In het profvoetbal is het (relatief) simpel. Daar kunnen clubs rekenen op een professionele scoutingscel, managers en/of allerhande databases om zich gericht te versterken. In het amateurvoetbal gebeuren transfers vaker met de natte vinger. Zo trekken vooral de provinciale clubs sneller aan de mouw van een speler, die vroeger nog ploegmaat was van speler X of trainer Y. Of polsen ze de spits, die in de onderlinge matchen een goede indruk maakte. Die kans om zichzelf in de kijker te spelen, is de amateurvoetballers dit seizoen niet gegund.

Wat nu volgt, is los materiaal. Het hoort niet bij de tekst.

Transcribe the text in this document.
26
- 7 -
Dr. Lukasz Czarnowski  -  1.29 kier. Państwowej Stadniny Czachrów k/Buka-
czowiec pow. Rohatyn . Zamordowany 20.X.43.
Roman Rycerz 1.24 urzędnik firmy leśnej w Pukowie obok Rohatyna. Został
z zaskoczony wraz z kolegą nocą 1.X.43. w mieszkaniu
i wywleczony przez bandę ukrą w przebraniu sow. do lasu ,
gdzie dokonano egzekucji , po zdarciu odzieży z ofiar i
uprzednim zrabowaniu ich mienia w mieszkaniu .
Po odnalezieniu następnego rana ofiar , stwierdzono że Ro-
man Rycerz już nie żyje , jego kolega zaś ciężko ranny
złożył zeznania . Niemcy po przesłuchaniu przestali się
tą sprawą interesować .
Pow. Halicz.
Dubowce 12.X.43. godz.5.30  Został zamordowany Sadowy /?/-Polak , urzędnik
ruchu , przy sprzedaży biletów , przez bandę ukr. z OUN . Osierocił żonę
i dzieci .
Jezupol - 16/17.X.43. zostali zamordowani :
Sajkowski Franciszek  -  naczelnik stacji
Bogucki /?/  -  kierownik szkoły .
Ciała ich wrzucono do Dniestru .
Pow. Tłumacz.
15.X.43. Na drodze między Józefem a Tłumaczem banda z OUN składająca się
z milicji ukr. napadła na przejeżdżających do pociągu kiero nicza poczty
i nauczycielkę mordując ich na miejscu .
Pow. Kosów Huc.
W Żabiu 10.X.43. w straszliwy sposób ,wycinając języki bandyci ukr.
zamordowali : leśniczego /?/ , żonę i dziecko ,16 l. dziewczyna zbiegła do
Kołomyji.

De competitie ligt al stil sinds half oktober - na amper een handvol speeldagen - en ook de transfers lijken daardoor stil te vallen.
“Het is inderdaad veel moeilijker geworden om een nieuwe club te vinden”, stelt ook Kenneth Ulenaers vast. De 35-jarige ex-speler van onder andere Bocholt, Hasselt en Termien scoorde dit seizoen nochtans vijf keer in evenveel wedstrijden voor tweedeprovincialer Balen, maar is dus op zoek naar een nieuwe uitdaging.
“Ik heb dan nog het geluk dat clubs mijn kwaliteiten wel kennen, omdat ik al zeventien jaar in eerste elftallen speel”, zegt Ulenaers. “Maar voor jonge spelers is het niet evident. Zij konden nu niet opvallen met statistieken of reportages in de krant. Bovendien: hoe kan je in deze coronatijden wereldkundig maken dat je een nieuwe club zoekt? Want je komt nog weinig volk tegen uit de voetbalwereld.”
Geen zicht op eigen noden
Die voetbalwereld weet op dit moment zelf ook niet goed waar ze aan toe is. Een stopzetting van de competitie lijkt onvermijdelijk, maar die beslissing valt pas op 25 januari.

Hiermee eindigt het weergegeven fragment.